FRB Finalizes 2026 Bank Stress Tests

In the newly released and final 2026 stress testing scenarios for large banks, the Federal Reserve Board of Governors ("FRB") maintained current stress capital buffer requirements.

The FRB voted to maintain the current stress capital buffer requirements through 2027, when updated requirements may be calculated using models that incorporate public feedback.

Based on comments received and updated financial data, the FRB made several changes to the proposed 2026 scenarios, specifically as to the severely adverse scenario and the global market shock component. The FRB emphasized that the scenarios are not "forecasts" but are informed by the new "Proposed 2025 Scenario Design Policy Statement" intended to increase transparency.

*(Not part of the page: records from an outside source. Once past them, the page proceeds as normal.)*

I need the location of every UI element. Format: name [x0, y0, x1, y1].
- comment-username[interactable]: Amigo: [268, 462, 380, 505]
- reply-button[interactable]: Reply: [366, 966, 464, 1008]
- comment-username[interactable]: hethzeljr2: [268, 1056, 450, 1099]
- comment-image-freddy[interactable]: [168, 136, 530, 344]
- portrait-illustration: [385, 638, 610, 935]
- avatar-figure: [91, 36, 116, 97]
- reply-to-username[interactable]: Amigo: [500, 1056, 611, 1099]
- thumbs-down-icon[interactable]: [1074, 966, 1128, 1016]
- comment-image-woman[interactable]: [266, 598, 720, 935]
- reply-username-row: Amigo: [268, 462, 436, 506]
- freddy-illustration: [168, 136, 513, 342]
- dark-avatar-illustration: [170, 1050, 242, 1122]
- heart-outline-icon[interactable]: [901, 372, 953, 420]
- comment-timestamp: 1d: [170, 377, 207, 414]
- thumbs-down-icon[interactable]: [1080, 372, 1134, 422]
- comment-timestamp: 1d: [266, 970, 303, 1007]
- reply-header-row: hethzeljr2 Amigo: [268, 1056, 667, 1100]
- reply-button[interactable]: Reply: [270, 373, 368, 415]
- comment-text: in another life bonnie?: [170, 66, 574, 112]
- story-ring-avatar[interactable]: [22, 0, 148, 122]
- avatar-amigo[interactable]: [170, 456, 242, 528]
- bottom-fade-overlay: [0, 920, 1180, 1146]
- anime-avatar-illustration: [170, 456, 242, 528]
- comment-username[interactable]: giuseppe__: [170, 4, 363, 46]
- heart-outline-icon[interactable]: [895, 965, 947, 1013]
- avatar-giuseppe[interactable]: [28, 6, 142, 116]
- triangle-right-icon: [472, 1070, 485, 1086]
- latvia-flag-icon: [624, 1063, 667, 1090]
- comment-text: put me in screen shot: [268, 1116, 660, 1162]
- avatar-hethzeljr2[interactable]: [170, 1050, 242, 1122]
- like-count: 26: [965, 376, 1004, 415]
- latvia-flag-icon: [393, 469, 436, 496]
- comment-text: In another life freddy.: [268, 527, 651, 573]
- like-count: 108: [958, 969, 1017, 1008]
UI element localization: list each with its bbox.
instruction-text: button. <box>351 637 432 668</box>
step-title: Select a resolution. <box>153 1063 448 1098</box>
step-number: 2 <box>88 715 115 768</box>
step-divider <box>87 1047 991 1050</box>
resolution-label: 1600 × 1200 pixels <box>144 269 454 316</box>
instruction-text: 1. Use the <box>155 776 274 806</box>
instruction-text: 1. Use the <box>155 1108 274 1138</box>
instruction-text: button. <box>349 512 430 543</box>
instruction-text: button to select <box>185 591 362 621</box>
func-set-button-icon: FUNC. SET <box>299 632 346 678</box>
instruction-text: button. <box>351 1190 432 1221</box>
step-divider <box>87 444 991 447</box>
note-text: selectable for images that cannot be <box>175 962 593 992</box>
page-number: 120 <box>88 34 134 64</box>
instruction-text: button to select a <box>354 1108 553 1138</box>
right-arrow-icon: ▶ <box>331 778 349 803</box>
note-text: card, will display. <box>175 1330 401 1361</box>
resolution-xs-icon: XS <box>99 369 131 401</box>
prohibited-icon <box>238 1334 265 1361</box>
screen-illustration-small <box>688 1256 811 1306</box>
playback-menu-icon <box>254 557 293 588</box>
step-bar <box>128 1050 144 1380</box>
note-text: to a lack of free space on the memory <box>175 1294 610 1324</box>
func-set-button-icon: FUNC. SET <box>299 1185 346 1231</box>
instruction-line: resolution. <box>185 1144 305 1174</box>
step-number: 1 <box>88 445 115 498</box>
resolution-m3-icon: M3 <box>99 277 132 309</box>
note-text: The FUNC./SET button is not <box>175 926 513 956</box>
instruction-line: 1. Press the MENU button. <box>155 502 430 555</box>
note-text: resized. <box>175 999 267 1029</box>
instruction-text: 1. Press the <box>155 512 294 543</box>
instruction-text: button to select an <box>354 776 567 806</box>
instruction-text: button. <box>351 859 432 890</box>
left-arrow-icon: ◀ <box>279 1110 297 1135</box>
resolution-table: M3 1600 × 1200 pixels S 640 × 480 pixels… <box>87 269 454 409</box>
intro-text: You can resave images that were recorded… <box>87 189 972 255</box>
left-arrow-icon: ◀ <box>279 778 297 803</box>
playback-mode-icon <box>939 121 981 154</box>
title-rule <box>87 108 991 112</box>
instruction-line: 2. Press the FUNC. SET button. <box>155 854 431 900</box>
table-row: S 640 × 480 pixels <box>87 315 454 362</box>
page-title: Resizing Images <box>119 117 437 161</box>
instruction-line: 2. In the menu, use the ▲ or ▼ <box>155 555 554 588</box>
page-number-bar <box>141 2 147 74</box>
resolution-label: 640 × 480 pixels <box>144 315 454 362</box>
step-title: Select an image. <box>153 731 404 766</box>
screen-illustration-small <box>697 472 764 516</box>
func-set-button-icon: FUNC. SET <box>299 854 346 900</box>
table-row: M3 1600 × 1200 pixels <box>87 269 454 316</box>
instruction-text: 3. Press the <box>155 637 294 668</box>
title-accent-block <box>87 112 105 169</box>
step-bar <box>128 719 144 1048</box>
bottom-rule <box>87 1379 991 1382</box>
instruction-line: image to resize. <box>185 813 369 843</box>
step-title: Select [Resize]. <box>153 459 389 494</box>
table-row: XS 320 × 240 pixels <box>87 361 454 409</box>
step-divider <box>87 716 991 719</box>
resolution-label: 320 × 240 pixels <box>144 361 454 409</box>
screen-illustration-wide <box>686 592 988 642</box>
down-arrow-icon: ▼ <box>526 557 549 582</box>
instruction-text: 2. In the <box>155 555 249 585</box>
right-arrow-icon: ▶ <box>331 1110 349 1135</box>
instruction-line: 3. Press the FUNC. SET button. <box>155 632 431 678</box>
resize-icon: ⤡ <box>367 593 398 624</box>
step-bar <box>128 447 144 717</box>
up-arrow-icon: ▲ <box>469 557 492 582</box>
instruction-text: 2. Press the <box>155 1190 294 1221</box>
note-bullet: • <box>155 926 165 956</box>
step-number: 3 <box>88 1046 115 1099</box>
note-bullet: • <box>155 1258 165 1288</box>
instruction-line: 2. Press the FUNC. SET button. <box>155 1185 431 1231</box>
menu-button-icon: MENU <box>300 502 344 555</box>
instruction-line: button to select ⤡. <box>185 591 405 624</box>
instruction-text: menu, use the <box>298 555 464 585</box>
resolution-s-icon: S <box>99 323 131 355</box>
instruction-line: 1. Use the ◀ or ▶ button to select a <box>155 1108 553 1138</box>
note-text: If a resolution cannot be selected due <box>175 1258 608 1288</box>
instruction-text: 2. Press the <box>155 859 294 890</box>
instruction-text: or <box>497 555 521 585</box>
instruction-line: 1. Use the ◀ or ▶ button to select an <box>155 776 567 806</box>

The severely adverse scenario simulates a "hypothetical severe global recession triggered by an abrupt decline in risk appetite," featuring heightened financial market volatility and substantial declines in asset prices. Under the final 2026 severely adverse scenario, "[t]he U.S. unemployment rate rises 5.5 percentage points" to a peak of 10% by the third quarter of 2027. The scenario assumes a 58% drop in equity prices and significant real estate distress, including a 30% decline in house prices and a 39% decline in commercial real estate prices. Additionally, "corporate bond markets deteriorate markedly" with spreads widening to 5.7 percentage points, while banks with large trading operations must account for a global market shock and the default of their largest counterparty.

Compared to the 2025 severely adverse scenario, the 2026 final version features (i) an identical peak unemployment rate of 10%, though the "increase in the unemployment rate ... is smaller" due to a higher starting point, (ii) a "somewhat smaller decline in house prices," (iii) a decline in commercial real estate prices that is greater than last year, (iv) a "more severe" decline in equity prices, and (v) a recession that is "somewhat less severe for Japan and developing Asia" but "somewhat more severe for the euro area and the United Kingdom."

As to the final 2026 global market shock component of the stress test, the changes included adjustments that "reduce the shock magnitudes for agency pass-through securities and to certain commodities."

On maintaining the current stress capital buffer requirements through 2027 to incorporate public feedback:

Fed Governor Lisa D. Cook called the action necessary to preserve the credibility of the stress testing program. She acknowledged that releasing the proposed scenarios for public comment before they take effect could encourage banks to adjust balance sheets to reduce projected losses but said the buffer extension mitigated that risk for this cycle. She also urged the Fed to incorporate exploratory stress scenarios to evaluate a broader range of potential economic shocks.

Fed Governor Michael S. Barr dissented from the Fed’s decision to extend existing stress capital buffer requirements. He argued that subjecting stress testing models to notice-and-comment causes the framework to stagnate and freeze buffers at "outdated levels" rather than reflect banks’ current risk profiles. He also criticized recent model changes accompanying the 2026 scenario release, warning that they reduced the severity of the stress test and undermined its credibility.